At the Ballot Box and Beyond in Cincinnati

As a powerful storm rolled across the Cincinnati hills, the Langsam Library at the University of Cincinnati was eerily silent. The library served as one of many polling locations across the city for Ohio’s midterm primary elections. Only a day before, Politico released a leaked draft of the Supreme Court’s decision on Roe v. Wade, suggesting it will be overturned this summer. The polling place—located in a glass-lined conference room on the library’s first floor—was vacant, aside from the workers who were trading anecdotes and discussing summer vacation plans. One, who was hunched across a desk and had his baseball cap pulled down, had fallen asleep. Although the poll workers declined to be interviewed, they directed me to a piece of paper taped to the door: “No voters have checked into this precinct.”

As I wandered around the mostly empty halls, I spoke to the smattering of students gathered there and asked if they were planning to vote. A woman named Jeya Kannan said she’d “completely forgotten” about the primary. She believed that apathy electoral politics was a common feeling among her generation right now. “A lot of people feel that their votes don’t matter,” she said, and later told me that democracy was “going out of style.” Jack Romey, a UC senior majoring in Business administration, made reference to the Politico leak and opened that young people would “think about it if and when they go to the polls.” Others were completely unaware of the leak and uninterested in casting a vote. “I have no idea what it’s for, or about,” said Hailey Mason, when asked if they were casting a ballot today. When I returned to the polling station later that day, the paper on the door had changed. Three people had now voted.

On Cincinnati’s Main Street downtown, things were more lively. A protest had formed in opposition to the leaked opinion, one of hundreds occurring in cities across the United States, organized by local groups Cincy Socialists, the Party for Socialism and Liberation, and the Democratic Socialists of America. Waving placards that read “abortion is healthcare” and “legalize abortion once and for all,” the protesters said they felt the United States had reached a crisis point because of the Supreme Court’s prospective ruling. “This might be that tipping point,” said Carrie, who preferred not to disclose her last name, wearing an “I Voted” T-shirt after returning from a polling station only moments ago.
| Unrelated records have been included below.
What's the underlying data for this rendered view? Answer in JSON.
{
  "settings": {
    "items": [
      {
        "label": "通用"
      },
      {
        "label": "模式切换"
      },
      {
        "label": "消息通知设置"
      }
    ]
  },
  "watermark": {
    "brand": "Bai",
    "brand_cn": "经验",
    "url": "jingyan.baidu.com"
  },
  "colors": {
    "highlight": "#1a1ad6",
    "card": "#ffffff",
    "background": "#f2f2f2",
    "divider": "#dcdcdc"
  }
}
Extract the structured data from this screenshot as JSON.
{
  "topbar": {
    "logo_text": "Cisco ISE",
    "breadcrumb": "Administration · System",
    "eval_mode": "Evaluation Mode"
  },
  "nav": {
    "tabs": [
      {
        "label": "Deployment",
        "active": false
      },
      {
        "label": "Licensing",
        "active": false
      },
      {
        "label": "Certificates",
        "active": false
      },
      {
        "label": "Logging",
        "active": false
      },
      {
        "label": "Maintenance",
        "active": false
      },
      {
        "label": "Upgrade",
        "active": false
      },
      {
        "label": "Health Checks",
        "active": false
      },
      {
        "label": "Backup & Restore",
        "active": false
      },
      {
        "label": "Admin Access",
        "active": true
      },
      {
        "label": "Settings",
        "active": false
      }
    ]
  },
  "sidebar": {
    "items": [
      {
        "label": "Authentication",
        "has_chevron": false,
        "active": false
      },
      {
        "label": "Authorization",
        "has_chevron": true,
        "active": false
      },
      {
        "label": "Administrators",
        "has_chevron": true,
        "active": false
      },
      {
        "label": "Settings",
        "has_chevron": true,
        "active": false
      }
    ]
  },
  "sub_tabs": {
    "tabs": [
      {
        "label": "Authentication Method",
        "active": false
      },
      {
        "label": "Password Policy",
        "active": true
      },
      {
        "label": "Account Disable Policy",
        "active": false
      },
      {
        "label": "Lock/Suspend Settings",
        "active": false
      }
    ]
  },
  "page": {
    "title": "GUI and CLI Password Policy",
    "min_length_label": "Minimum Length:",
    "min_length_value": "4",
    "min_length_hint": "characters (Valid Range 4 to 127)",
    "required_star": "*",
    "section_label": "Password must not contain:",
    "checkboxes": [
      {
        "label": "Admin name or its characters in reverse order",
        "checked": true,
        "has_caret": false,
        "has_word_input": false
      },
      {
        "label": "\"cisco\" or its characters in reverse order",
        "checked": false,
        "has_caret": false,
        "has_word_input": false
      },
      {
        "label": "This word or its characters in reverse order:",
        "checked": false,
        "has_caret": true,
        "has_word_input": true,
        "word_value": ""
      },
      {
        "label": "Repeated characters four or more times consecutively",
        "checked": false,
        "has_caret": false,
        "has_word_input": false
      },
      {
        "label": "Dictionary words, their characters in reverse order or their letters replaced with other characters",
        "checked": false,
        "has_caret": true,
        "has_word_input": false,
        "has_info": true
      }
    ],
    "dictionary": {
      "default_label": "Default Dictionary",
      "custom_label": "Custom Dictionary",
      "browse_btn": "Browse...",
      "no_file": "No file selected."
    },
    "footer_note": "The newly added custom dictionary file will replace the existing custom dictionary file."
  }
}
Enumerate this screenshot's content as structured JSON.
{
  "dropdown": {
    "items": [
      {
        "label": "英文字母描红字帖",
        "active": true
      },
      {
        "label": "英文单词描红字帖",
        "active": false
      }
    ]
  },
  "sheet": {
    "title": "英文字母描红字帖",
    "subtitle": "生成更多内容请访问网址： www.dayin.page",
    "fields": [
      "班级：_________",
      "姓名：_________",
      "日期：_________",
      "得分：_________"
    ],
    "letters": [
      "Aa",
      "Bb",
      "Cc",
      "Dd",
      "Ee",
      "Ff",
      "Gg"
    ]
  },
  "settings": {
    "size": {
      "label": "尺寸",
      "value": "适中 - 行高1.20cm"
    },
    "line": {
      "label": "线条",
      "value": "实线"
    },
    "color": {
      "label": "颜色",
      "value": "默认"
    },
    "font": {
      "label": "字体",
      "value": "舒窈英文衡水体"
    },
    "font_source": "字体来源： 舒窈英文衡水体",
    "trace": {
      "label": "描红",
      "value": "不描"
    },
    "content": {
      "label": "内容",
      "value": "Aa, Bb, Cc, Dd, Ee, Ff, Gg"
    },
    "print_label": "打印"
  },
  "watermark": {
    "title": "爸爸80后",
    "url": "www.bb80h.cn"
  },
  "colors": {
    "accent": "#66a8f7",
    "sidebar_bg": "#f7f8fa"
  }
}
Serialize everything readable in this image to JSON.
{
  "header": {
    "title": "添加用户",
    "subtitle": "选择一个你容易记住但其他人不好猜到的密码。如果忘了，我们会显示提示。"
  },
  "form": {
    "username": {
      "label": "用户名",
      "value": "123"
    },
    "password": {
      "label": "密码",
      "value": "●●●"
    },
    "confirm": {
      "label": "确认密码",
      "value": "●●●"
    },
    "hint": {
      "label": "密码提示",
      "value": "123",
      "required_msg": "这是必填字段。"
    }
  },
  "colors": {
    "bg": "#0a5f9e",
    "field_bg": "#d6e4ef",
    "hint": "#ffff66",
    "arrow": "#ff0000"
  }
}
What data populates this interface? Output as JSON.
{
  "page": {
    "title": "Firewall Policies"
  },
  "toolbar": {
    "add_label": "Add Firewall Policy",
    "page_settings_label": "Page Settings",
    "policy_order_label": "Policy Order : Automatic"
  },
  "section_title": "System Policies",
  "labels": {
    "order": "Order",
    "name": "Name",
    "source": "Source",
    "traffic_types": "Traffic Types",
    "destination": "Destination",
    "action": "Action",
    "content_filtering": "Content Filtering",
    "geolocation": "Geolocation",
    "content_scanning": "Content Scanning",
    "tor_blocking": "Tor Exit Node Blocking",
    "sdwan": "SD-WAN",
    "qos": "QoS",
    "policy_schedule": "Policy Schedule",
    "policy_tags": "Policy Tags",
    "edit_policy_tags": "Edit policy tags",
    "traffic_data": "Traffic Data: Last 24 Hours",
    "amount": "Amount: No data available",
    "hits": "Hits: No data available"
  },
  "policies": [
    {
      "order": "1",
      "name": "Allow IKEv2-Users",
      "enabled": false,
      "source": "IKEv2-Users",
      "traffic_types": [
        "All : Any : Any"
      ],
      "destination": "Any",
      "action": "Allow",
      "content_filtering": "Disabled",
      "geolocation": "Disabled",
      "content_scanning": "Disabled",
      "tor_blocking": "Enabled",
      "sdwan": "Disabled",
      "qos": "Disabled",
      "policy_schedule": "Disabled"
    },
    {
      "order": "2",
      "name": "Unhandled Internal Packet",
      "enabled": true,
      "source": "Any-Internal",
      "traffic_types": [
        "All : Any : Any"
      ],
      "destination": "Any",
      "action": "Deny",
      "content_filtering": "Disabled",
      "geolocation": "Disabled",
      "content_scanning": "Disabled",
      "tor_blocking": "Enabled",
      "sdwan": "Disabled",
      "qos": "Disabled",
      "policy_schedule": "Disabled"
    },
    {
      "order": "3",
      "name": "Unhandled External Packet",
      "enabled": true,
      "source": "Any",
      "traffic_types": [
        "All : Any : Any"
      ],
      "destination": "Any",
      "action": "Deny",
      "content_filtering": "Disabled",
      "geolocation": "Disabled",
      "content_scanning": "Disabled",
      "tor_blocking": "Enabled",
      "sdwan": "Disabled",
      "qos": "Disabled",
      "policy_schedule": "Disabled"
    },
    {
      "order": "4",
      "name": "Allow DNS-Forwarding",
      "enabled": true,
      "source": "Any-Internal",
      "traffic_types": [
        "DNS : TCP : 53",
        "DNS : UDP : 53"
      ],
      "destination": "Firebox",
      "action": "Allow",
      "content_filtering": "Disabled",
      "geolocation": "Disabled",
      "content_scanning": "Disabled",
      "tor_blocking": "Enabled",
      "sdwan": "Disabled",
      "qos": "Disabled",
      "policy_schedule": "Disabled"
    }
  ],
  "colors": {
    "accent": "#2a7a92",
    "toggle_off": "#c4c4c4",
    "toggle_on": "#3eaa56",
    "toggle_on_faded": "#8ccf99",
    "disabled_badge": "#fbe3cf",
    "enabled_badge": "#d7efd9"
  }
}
She was “pissed off.”

Although she had voted, Carrie, when asked if electoral activism mattered, said it was “becoming less and less so,” with community organizing gaining more importance. “I don’t think a two-party system is going to save us,” said Genevieve Culbertson, a member of Cincinnati Socialists. “I don’t have faith in electoralism in the frame of a capitalist economic system.” Even less trust was given to the Biden administration, and the Democratic Party as a whole.

A day after the leak, Biden released a statement saying he believed “that a woman’s right to choose is fundamental” and suggested that saving Roe was critical for “basic fairness and the stability of our law.” But nowhere did he mention eliminating the filibuster or expanding the Supreme Court to achieve that goal. Genevieve called Biden’s statement “lukewarm” and said it helped show “the weakness of the Democratic Party.” Paul Vine, a member of Cincy Socialists, “wanted to believe” the Democrats’ promises that they would codify Roebut on the topic of abortion rights, Paul felt they had “done nothing” his entire life.